Even the quickest glance through the forums or across the faces of the meetup groups reveals that a significant number of NaNoWriMo participants are students either in college or grade school. This may be due in part to their successful Young Writers program. No matter the reason, it is great to see so many students willing to take on such a challenge in the midst of midterms, homework, and extracurriculars.
Briefly, NaNoWriMo participants are committing to write 50k words in the month of November for a piece of writing they have not yet begun. Water for Elephants, by Sara Gruen, is just one of many published books that was written during this challenge.
Planning is crucial for writers who want to come out of the challenge with a story they can actually work around and September is the perfect time to start. It is difficult enough to come up with an idea for a book. Many writers find it useful to scour through lists of writing prompts until something strikes them as having potential. But how do they turn a brief writing prompt into a 50k word story, especially with the added stress of school? Whatever idea or prompt strikes them is then turned into a well-imagined thesis. I've touted the importance of creating an outline before, but even an outline needs a thesis, and so it's with this that our NaNoWriMo prep begins.

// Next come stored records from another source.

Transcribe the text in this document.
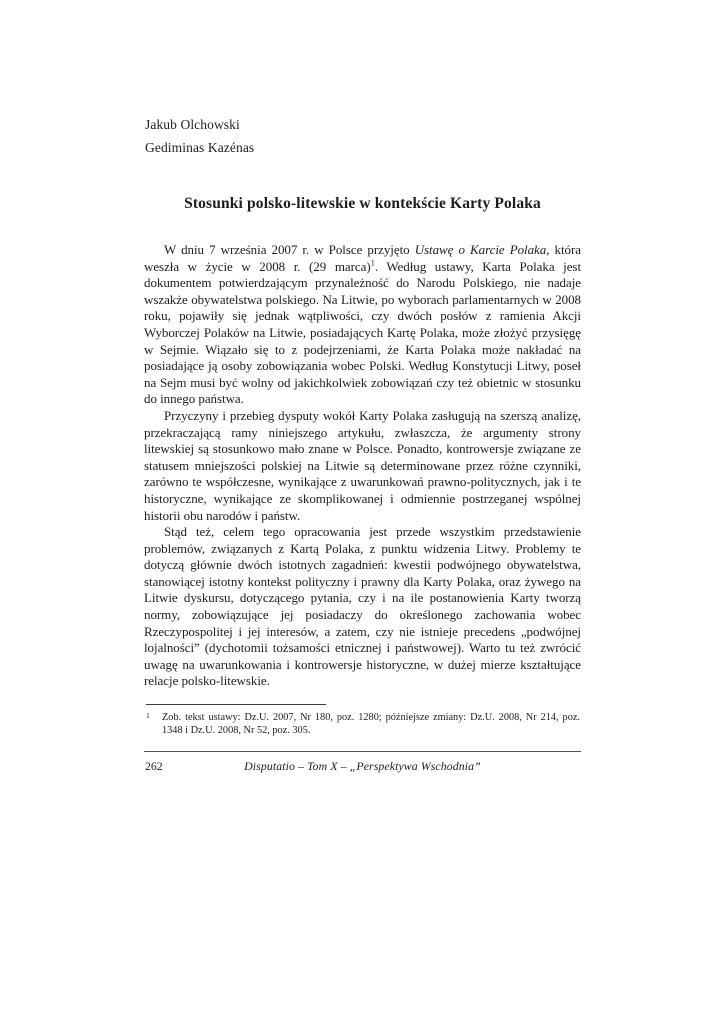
Jakub Olchowski
Gediminas Kazénas
Stosunki polsko-litewskie w kontekście Karty Polaka

W dniu 7 września 2007 r. w Polsce przyjęto Ustawę o Karcie Polaka, która weszła w życie w 2008 r. (29 marca)$^1$. Według ustawy, Karta Polaka jest dokumentem potwierdzającym przynależność do Narodu Polskiego, nie nadaje wszakże obywatelstwa polskiego. Na Litwie, po wyborach parlamentarnych w 2008 roku, pojawiły się jednak wątpliwości, czy dwóch posłów z ramienia Akcji Wyborczej Polaków na Litwie, posiadających Kartę Polaka, może złożyć przysięgę w Sejmie. Wiązało się to z podejrzeniami, że Karta Polaka może nakładać na posiadające ją osoby zobowiązania wobec Polski. Według Konstytucji Litwy, poseł na Sejm musi być wolny od jakichkolwiek zobowiązań czy też obietnic w stosunku do innego państwa.

Przyczyny i przebieg dysputy wokół Karty Polaka zasługują na szerszą analizę, przekraczającą ramy niniejszego artykułu, zwłaszcza, że argumenty strony litewskiej są stosunkowo mało znane w Polsce. Ponadto, kontrowersje związane ze statusem mniejszości polskiej na Litwie są determinowane przez różne czynniki, zarówno te współczesne, wynikające z uwarunkowań prawno-politycznych, jak i te historyczne, wynikające ze skomplikowanej i odmiennie postrzeganej wspólnej historii obu narodów i państw.

Stąd też, celem tego opracowania jest przede wszystkim przedstawienie problemów, związanych z Kartą Polaka, z punktu widzenia Litwy. Problemy te dotyczą głównie dwóch istotnych zagadnień: kwestii podwójnego obywatelstwa, stanowiącej istotny kontekst polityczny i prawny dla Karty Polaka, oraz żywego na Litwie dyskursu, dotyczącego pytania, czy i na ile postanowienia Karty tworzą normy, zobowiązujące jej posiadaczy do określonego zachowania wobec Rzeczypospolitej i jej interesów, a zatem, czy nie istnieje precedens „podwójnej lojalności” (dychotomii tożsamości etnicznej i państwowej). Warto tu też zwrócić uwagę na uwarunkowania i kontrowersje historyczne, w dużej mierze kształtujące relacje polsko-litewskie.

1 Zob. tekst ustawy: Dz.U. 2007, Nr 180, poz. 1280; późniejsze zmiany: Dz.U. 2008, Nr 214, poz. 1348 i Dz.U. 2008, Nr 52, poz. 305.
262	Disputatio – Tom X – „Perspektywa Wschodnia”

What separates a thesis from an idea? An idea is only that initial spark. Maybe you feel the urge to write about a certain character. Maybe you've always been interested in the history of Venice. These are just ideas. A thesis asks the who, what, when, and where questions that are intrinsic to any story. You will know you have a full-fledged thesis when you can answer:
- Who is telling your story,
- Who/what is important to your lead character/s,
- Who is in your story,
- Why they are each important,
- How characters are important to each other,
- What is important/What is at stake to your characters,
- Where/when you story is located
- What is the emotional atmosphere surrounding your story, and
- What sets your story apart from those that would be compared to it?
This is not a complete list, but it will get you started. As you answer these questions, the general thesis for your story will evolve into something substantial and should lead to more questions that need answered.
When you get these questions out of the way, ask more. What if my 19th century Venetian heroin was courtesan? Upon further research, you find out there were two different types of courtesans. What if she was a famous intellectual courtesan? Who sold her? Who bought her? How did her profession hold her back? How was she treated in general society? Research might lead you to Veronica Franco, who might be a decent candidate for her own historical fiction or as a template for a completely fictitious character.
The actual writing for NaNo may begin in November, but set some time aside this month, however little it may be, to ask questions. Browse the web for some writing prompts to get the initial ideas flowing. (Or, feel free to write about a Venetian courtesan.) Soon, you'll not only have a multifaceted thesis, but you'll also have significant points for your outline.